I always run the wires thru the wall/ceiling to a separate out of sight spot for the equipment. I have on HDMI run thats about 40' (had to use a 50' HDMI cable from MonoPrice for that one). MonoPrice suggested a repeater for such a long run, and since I needed a switch too, I bought their 5x1 powered switch with repeater. No HDMI issues whatsoever (but I did check the cable before, during, and after fishing it to the TV). Also ran a bunch of extra wires just in case the HDMI cable didnt work out (component, 2 sets of RCA audio, svideo and one CAT5 which could be used for audio if need be). Coupled all of this with a HomeTheaterPro+ remote, with RF base so I can be wherever I want and control the TV.
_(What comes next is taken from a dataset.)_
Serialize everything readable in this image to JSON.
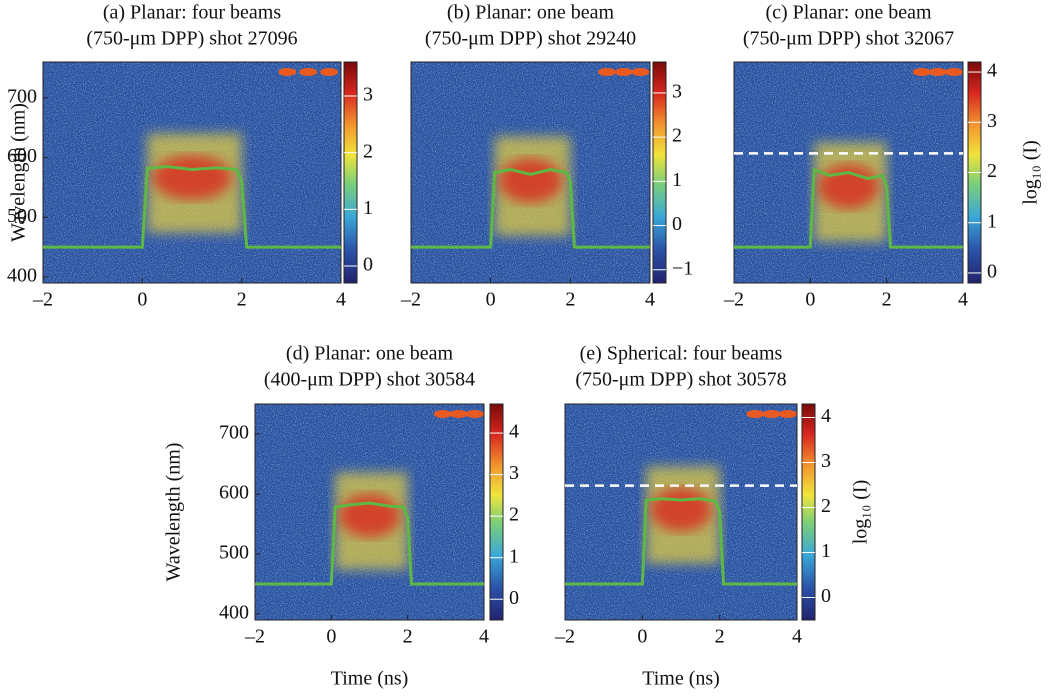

It was a lot of work, but it was well worth it, if not just for the "where is all your equipment?" from everyone that sees the TVs.

-Chris


----------



## Fish Man (Apr 22, 2002)

The HR20-100 in my bedroom is sitting on one of these, mounted just below the wall mounted LCD TV:

http://www.partsexpress.com/pe/showdetl.cfm?Partnumber=185-532










The link above is one source. They sell these things at a lot of web retailers as well as B&M stores.


----------



## mceevans (Jul 16, 2007)

I ran the new Rapid Run cables from Cables to Go and used the Componet cable option. I ran 50ft from the basement to the living room and then used the Remote Extender that Weeknees.com sells. IT WORKS GREAT!


----------